WILMINGTON — The city will reconsider a code amendment that is designed to weaken stormwater requirements for eligible redevelopment projects.
Though the amendment was initially presented to Wilmington’s Planning Commission in July, it has been continued twice. This time around, the changes appear to weaken existing requirements for eligible projects more than initially proposed.
RELATED: City to consider striking stormwater regulations to incentivize redevelopment
The changes
Designed to incentivize redevelopment, the proposed amendment applies to projects that plan to add 10,000 or more square feet of impervious surface area to a site. Impervious surfaces, like most roads, roofs, and sidewalks, do not allow stormwater to filter naturally through the ground.

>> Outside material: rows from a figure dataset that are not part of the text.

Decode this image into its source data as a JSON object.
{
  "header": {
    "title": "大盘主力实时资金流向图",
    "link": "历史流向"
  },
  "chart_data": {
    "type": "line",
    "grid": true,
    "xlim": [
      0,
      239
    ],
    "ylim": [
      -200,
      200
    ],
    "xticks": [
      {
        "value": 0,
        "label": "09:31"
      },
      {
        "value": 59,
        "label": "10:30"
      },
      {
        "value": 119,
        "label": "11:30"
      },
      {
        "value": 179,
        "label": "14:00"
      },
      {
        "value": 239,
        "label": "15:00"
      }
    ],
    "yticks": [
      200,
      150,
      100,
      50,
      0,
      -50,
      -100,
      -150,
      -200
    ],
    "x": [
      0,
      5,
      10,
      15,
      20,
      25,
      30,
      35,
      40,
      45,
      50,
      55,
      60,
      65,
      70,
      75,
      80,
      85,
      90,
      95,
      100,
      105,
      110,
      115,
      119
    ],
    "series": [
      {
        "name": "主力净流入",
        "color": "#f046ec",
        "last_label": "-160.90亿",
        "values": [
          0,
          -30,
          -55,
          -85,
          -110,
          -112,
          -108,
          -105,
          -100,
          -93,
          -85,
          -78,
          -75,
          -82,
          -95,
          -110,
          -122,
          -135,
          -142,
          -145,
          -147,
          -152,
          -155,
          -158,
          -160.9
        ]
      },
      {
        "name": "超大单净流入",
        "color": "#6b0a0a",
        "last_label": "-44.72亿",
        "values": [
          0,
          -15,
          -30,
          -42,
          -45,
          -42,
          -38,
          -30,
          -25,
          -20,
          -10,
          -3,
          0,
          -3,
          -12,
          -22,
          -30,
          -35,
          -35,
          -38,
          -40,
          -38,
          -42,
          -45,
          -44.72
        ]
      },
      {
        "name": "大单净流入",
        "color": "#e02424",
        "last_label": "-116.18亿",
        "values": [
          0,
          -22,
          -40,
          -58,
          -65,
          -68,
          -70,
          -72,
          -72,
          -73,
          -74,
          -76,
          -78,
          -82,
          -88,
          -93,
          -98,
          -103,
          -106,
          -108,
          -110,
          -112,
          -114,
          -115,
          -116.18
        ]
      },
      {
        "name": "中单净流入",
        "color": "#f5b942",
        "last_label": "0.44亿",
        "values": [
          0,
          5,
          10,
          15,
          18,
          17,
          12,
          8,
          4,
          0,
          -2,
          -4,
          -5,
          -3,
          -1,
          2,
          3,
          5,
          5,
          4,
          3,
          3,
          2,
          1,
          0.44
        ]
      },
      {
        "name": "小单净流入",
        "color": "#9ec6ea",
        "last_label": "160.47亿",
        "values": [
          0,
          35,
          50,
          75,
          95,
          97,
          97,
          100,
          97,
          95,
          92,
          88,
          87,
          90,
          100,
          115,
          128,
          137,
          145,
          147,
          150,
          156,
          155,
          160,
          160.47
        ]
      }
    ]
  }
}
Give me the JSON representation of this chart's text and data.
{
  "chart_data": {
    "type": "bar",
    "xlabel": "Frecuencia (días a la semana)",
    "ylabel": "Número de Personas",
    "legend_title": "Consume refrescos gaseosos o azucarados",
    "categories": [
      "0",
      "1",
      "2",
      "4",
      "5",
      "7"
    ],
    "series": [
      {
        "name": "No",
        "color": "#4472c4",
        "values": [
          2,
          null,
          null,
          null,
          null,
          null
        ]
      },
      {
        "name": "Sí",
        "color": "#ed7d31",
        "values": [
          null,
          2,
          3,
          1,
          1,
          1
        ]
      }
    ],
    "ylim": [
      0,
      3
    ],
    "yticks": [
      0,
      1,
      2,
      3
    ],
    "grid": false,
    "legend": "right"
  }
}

When these surfaces exceed 10 percent of an area, water quality in surrounding streams and lakes is negatively impacted, according to the Create Wilmington Comprehensive Plan. As of 2016, about 28 percent of Wilmington’s total surface area is covered by impervious surfaces.
When a redevelopment project proposes to add 10,000 or more square feet, the proposed amendment would change the following:
- Strike the requirement for developers to bring their project into full compliance when new impervious surfaces – including redeveloped surfaces where impervious surfaces already existed – are proposed to be added to 50 or more percent of the total site.
- Strike the requirement for redevelopment projects to fully treat water quality volume. Instead, the projects would be required to provide 50 percent of the water quality treatment volume required for all newly constructed impervious surface area, not covered by a roof.
Since the amendment was first proposed in July, changes to Section 18-760 (c) – the latter strikeout – have been made more drastic. In other words, eligible redevelopment projects will be held to weaker stormwater requirement standards than they are now.
Introduced in 2009 to benefit water quality, Wilmington’s senior planner Christine Hughes said the amendments have had unintended challenges. Though the city wishes to incentivize redevelopment, it has done the opposite with the code in question, Hughes said.
Wilmington’s plan review engineer, Rob Gordon, told the Commission in July that developers saw the city’s 50 percent new impervious surface area requirement as a barrier.
“It became cumbersome,” Gordon said. “It didn’t achieve the intended outcome.”
By eliminating the 50-percent threshold requirement, only the redeveloped portion of the site and not a full site would have to come into compliance, the city’s revised staff report states.
Mixed feedback
When Hughes first presented the changes in July, she received mixed feedback.
All public speakers raised concerns, citing how code changes would grant leniency to developers and could strain nearby waterways.
However, Richard Collier, the Commission’s vice chairman, indicated the proposed changes didn’t have enough teeth. Collier said the changes wouldn’t incentivize developers enough and that he wouldn’t vote on it without reviewing an accompanying stormwater redevelopment policy.
“We need to be able to incentivize theses folks to redevelop these sites,” Collier said. “I think we need to try something different.”
On Wednesday, Planning Commission will hear the redevelopment amendment for the third time. Though a stormwater redevelopment policy was initially planned to accompany the amendment, Hughes said it’s no longer associated with the changes.
The Planning Commsion meets Wednesday, September 5, in City Hall at 6 p.m.